The mature mind knows that it is evolving and that growth and development are satisfying and pleasurable in and of themselves.
Maturity implies that one has learned how to be comfortable with uncertainty and has included it as a legitimate ingredient. Uncertainty leads to discovery whereas skepticism is stultifying.
You may notice a problem… It’s just a perceptual one.
Read the last 2 sentences of what Hawkins wrote again. What do you notice?
Uncertainty is seen as ‘weak’ in sports leadership when in reality, it’s a strength.
Brandon is as In-Powered as they come. Uncertainty is strength in the light of truth.
Uncertainty and humility lead to something you’ll want to be called even less than ‘weak’ by our industry. But this is also valuable and powerful regardless if the ‘many’ don’t see it that way…
It is more valuable to be ‘divinely stupid’ than to have strong opinions that are also strongly held.
The In-Powered Coach lives in divine stupidity.
Check this video out on YouTube, (click the link to watch in Youtube, it’s just Hawkins talking at a conference, I promise)
Hawkins says, “The more lectures, you attend the dumber you will get.” Others say, “The more you learn the more you realize you don’t know anything at all.”
He continues by saying “ I have heard such and such is true, but now through my own inner work, I will arrive at my own conclusion.”
Things will work in some contexts and not work as well in other contexts.
To change Hawkins's words slightly to apply to coaching:
The more seasons you coach, the dumber you will get
With changing context, year over year with:
Players changing (graduating, transferring, incoming freshman)
Coaches changing(leaving, getting promoted/fired)
Roles changing (new players become ‘leaders’ which changes the dynamic)

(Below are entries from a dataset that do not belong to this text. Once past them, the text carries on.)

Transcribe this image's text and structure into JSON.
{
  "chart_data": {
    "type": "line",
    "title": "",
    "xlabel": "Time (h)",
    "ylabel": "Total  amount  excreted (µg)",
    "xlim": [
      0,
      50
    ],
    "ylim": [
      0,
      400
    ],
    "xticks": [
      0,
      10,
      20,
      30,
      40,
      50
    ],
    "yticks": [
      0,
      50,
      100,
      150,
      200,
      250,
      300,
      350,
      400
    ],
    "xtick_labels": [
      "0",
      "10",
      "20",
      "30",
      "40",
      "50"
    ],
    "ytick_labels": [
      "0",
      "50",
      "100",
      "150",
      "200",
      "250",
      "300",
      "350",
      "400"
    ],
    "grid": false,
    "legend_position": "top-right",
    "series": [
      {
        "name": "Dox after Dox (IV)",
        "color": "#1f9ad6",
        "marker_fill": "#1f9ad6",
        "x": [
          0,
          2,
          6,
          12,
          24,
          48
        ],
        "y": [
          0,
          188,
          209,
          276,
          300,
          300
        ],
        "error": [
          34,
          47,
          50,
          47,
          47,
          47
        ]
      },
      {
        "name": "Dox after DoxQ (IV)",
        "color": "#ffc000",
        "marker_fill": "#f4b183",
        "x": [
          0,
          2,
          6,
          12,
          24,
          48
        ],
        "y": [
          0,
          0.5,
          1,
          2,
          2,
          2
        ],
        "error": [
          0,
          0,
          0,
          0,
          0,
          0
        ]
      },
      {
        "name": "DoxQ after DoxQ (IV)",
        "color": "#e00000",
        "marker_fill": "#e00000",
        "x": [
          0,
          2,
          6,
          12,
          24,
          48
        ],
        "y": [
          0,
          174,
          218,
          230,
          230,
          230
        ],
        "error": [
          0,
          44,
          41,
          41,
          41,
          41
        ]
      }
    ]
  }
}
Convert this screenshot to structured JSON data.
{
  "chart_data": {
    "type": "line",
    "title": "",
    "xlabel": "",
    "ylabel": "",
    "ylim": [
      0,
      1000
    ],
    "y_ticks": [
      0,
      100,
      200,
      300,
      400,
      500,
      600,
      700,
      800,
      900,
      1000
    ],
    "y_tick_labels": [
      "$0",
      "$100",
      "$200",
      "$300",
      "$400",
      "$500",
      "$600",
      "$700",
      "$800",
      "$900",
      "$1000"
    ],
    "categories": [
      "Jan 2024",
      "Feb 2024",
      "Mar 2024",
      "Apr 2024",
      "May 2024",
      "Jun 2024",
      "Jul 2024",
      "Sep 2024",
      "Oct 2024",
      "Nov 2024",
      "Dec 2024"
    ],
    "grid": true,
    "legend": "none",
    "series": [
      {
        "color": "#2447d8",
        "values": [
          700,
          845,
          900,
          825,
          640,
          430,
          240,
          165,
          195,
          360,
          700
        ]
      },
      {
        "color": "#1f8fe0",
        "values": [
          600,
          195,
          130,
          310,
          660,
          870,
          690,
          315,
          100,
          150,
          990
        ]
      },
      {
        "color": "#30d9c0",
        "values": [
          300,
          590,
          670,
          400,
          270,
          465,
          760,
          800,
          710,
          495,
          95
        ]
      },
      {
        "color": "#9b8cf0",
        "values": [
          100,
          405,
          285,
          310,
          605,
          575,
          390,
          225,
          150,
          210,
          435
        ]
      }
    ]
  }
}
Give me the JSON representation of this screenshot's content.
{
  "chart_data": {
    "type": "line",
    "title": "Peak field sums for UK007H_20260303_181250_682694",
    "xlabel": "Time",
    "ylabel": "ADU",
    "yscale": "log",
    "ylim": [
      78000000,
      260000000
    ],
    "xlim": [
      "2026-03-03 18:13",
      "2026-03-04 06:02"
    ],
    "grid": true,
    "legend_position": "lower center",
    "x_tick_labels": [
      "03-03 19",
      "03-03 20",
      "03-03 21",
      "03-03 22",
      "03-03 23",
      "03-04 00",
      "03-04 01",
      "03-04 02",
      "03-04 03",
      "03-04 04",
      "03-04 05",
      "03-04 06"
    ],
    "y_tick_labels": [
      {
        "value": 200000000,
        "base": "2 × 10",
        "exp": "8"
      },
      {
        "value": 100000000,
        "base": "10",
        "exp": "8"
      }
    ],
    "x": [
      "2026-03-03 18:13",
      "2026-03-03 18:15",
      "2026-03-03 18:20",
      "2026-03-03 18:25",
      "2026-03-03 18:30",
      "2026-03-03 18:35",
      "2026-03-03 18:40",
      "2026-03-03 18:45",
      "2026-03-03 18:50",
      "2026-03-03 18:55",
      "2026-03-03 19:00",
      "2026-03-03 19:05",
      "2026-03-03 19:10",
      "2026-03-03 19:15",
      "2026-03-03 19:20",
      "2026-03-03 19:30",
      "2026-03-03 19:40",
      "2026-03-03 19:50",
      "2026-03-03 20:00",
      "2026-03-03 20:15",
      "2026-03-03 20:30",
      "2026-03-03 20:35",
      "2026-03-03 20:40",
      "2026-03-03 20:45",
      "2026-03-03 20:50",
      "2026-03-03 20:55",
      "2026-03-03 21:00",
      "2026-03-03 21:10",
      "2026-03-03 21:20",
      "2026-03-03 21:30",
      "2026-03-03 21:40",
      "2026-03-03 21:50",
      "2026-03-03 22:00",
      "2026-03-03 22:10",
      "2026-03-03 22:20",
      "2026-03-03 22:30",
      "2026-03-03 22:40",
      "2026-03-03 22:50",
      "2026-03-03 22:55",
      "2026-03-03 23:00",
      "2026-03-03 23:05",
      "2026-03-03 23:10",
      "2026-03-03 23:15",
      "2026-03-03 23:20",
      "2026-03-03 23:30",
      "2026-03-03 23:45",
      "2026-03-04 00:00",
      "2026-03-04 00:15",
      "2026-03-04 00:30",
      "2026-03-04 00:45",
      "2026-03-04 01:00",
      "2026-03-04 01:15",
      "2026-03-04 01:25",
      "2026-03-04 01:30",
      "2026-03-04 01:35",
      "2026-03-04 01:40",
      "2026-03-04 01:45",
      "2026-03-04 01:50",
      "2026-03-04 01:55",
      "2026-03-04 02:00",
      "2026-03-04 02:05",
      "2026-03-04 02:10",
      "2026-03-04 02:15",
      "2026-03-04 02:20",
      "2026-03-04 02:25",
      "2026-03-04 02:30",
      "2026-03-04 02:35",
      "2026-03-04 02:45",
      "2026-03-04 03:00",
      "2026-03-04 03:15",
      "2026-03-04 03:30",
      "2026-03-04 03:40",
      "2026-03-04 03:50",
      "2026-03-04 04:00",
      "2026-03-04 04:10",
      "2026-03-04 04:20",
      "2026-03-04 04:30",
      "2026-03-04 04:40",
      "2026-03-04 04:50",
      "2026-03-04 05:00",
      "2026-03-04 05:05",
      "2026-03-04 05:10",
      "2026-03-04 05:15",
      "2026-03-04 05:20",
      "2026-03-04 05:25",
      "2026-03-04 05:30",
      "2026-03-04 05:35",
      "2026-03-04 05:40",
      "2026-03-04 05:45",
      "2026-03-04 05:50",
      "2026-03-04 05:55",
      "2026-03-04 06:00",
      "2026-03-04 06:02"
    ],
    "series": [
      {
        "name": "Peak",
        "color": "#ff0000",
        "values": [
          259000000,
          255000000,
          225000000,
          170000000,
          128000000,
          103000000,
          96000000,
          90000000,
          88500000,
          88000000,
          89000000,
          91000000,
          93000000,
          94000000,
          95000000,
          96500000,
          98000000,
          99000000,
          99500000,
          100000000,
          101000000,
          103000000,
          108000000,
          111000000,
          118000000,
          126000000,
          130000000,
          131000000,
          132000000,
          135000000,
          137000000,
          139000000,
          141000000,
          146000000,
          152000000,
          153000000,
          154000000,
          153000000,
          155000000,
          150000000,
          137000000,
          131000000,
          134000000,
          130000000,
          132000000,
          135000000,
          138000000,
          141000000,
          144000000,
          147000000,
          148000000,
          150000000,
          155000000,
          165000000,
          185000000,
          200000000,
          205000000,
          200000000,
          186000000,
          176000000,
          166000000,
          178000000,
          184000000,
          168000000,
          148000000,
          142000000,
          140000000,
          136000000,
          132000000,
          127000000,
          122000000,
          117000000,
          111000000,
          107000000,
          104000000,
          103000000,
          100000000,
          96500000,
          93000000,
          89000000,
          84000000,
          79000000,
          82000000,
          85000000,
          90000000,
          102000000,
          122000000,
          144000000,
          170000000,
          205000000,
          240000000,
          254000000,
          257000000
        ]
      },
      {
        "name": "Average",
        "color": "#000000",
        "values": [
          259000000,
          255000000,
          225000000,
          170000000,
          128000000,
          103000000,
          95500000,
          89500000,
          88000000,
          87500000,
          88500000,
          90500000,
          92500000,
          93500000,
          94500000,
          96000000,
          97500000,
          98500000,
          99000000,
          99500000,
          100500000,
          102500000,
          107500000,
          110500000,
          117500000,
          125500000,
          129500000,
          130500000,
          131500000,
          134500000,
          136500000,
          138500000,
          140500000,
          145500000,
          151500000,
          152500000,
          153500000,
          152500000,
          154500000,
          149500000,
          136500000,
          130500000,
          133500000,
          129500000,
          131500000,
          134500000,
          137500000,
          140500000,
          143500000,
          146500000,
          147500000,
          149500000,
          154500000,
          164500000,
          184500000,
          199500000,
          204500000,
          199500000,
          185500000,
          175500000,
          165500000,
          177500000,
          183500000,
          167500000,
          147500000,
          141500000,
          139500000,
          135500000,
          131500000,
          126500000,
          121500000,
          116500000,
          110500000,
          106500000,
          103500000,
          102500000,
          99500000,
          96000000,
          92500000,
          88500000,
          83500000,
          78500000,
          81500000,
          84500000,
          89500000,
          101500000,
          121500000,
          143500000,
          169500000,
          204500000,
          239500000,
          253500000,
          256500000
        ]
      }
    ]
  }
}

Changing context means nothing is going to work exactly the same anyway. There is no copy and paste. Your team changes when anything changes. Your team changes after one speech, one shift, one game, one minute…
What am I getting at?
Nobody knows exactly how to play any of this… And if they think they do they don’t have enough humility to truly be one of the great leaders.
The only way to find out is through ‘being’ it and being in it.
It takes experiments to iterate and arrive at better and better truth each year.
If you want to see what an ‘uncertain’ but strong coach looks and sounds like. If you want to hear divine stupidity and deep levels of humility…
Listen to Brandon talk below. (He calibrates above 540 as a coach). He coaches In-Powered.
And just like he says, “We’re figuring it out.” With him, that phrase will always stay present tense. With humility, you never arrive at “We’ve figured it out.”
Always ‘figuring’ never ‘figured’.
I’d like to end with another passage from Hawkins's 5th book:
In reality, one cannot know at age twenty-five the information that is accrued by age fifty. Everyone thinks, "If I had only known that, I would have done it differently."
Thus, with humility can be seen that every given moment includes limitation. What we were is not what we are now. Mistakes are intrinsic to the learning process, which is the fate of the human condition itself. Because the mind's awareness is limited, it compensates by substituting presumptions (an educated guess) and therefore, operationally, choices and decisions are based on the seemingly best option, as stated by Socrates' dictum.